Loin de Bobo, c’est Ziniaré qui voit son Conseil municipal désavouer le maire. Ici aussi le cas est assez intéressant, car il s’agit du patelin présidentiel, dont la réputation en matière de fidélité à Blaise Compaoré n’est pas surfaite, puisqu’aux dernières municipales, c’est un "tuk guili" que le CDP y a engrangé. Et n’est pas maire de Ziniaré qui veut, car il faut avoir le OK personnel du président, et ici à ce qu’on dit, en plus le maire a l’aval total d’une des sœurs de Blaise Compaoré. Ce qui relativise également un des arguments avancé par le CDP pour modifier le mode de scrutin au niveau des municipales, qui sera la proportionnelle à la plus forte moyenne, au lieu du plus fort reste, argument qui consiste à dire qu’il faut des majorités fortes au sein des mairies pour avoir des conseils municipaux stables.

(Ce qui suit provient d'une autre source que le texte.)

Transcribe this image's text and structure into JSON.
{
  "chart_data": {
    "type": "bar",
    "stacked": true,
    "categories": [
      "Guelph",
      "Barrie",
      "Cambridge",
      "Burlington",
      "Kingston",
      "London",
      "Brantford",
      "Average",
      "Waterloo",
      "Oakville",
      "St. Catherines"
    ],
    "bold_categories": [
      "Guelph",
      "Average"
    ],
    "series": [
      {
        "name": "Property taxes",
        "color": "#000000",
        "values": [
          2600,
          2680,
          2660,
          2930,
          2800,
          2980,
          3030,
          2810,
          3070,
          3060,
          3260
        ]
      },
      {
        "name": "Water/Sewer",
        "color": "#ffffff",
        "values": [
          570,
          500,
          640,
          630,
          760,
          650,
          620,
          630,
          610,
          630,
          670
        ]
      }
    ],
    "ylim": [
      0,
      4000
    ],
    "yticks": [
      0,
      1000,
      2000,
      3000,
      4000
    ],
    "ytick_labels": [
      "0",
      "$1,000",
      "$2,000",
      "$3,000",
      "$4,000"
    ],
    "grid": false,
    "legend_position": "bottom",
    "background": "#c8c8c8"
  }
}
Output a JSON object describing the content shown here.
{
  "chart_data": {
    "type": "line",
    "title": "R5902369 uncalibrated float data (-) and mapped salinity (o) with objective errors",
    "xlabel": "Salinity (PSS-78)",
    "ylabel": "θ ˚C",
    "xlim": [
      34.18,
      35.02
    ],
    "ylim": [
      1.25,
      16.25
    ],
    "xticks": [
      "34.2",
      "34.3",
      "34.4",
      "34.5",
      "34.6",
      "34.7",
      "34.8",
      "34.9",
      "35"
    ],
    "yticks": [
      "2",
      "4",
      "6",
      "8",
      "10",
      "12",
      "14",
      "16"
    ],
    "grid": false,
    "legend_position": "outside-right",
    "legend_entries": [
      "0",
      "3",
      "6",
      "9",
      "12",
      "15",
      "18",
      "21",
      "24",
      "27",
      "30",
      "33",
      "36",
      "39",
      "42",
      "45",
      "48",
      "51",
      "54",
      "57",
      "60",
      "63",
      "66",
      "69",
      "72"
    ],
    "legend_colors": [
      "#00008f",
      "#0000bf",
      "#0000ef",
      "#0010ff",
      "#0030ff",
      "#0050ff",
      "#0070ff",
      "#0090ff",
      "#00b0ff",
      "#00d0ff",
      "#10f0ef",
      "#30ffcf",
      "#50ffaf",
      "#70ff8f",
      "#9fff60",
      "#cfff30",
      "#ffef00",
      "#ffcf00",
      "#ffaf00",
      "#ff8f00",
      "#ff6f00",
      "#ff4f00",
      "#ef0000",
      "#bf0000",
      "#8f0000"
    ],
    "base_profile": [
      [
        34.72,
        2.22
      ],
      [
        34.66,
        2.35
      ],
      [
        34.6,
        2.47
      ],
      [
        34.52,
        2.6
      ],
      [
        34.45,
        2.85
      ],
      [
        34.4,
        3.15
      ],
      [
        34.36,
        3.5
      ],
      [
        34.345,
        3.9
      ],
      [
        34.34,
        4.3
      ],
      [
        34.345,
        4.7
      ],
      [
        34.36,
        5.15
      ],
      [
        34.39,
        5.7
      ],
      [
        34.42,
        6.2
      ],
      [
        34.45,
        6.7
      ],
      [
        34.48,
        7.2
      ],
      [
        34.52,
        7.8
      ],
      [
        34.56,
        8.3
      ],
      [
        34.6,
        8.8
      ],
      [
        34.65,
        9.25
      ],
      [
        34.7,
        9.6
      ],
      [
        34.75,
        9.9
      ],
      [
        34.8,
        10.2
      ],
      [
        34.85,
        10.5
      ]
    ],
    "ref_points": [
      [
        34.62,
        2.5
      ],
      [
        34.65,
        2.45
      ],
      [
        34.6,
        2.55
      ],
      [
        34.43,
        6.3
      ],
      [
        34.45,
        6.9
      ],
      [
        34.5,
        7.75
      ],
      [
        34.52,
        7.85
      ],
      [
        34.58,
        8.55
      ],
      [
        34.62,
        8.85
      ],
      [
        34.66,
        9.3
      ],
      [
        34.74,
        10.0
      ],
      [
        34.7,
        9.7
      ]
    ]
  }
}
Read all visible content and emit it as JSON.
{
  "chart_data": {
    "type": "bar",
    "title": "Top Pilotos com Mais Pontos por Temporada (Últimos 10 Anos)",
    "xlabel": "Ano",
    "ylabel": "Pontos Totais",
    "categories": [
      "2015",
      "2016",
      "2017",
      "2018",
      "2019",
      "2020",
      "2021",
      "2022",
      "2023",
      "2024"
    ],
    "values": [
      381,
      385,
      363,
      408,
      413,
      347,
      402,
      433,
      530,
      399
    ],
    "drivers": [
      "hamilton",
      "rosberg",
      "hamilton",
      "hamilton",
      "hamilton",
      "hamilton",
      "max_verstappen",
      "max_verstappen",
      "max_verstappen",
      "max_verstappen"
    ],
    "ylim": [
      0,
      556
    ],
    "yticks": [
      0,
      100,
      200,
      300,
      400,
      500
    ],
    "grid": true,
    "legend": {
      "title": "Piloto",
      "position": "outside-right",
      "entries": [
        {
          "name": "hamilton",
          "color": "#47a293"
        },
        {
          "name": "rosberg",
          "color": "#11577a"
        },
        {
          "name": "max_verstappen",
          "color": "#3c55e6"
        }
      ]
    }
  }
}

Pourquoi avec cette majorité cdépiste, le maire de Ziniaré, alors qu’il était en déplacement à Pouytenga, a-t-il appris la démission de tous ses conseillers ? Le président et sa sœur l’auraient-ils lâché en plein vol sans parachute ? Ce sale temps pour les maires n’a pas épargné celui de Ouahigouya, ville hautement politisée, dont le conseil municipal est aussi dirigé par un cdépiste, et dernier en date à être touché par cette pandémie, car pas plus tard que la semaine dernière, plus de la moitié des conseillers municipaux envoyaient "une motion de défiance" à l’encontre du maire au ministère de tutelle des mairies, celui de l’Administration territoriale et de la Décentralisation.

Le ton souvent acrimonieux de ce petit brûlot dénote que la crise est profonde au sein de cette municipalité. On l’aura remarqué, d’une mairie à l’autre, si les gens semblent braqués sur la présidentielle de 2005, certains n’ignorent pas que ce sera aussi, sauf report comme on le susurre, l’année des municipales, c’est-à-dire la démocratie à la base. Or ces querelles de tranchées avec leur lot de dénonciations calomnieuses (même s’il est vrai que certains maires méritent les critiques qui leurs sont adressées) n’arrangent en rien le parti au pouvoir.

En effet, ces zones de turbulences à un an de ce scrutin local ne peuvent qu’arranger l’opposition, qui peut, le moment venu, en récolter des dividendes. S’il est vrai que le parti majoritaire cultive la démocratie en son sein, il faut d’abord commencer par ne pas imposer des gens depuis Ouagadougou, car si les partis se créent au sommet comme qui dirait, leur gestion quotidienne devrait par contre toujours tenir compte de la base. Cela dit rien ne sert aujourd’hui d’accuser un maire de vouloir se servir de sa position comme tremplin pour se mettre en pole position lors des municipales de 2005.

Car à défaut de mieux il voudrait au moins conserver son fauteuil. C’est légitime, mais c’est tout aussi légitime que d’autres veuillent lui ravir la place. Le vrai débat est qu’au soir de la présente mandature, chaque conseil municipal puisse dresser un bilan honnête de son quinquennat. En ne prétextant pas des bâtons qu’on lui avait mis dans les roues pour justifier un échec éventuel. Le reste sera encore et devra être laissé aux populations locales, qui auront alors à décider, par voie des urnes, de qui doit être digne de diriger ces mairies qui sont bien souvent, hélas, des refuges pour affairistes et potentats locaux, qui se servent au lieu de servir les populations pour lesquelles ils sont là où ils sont.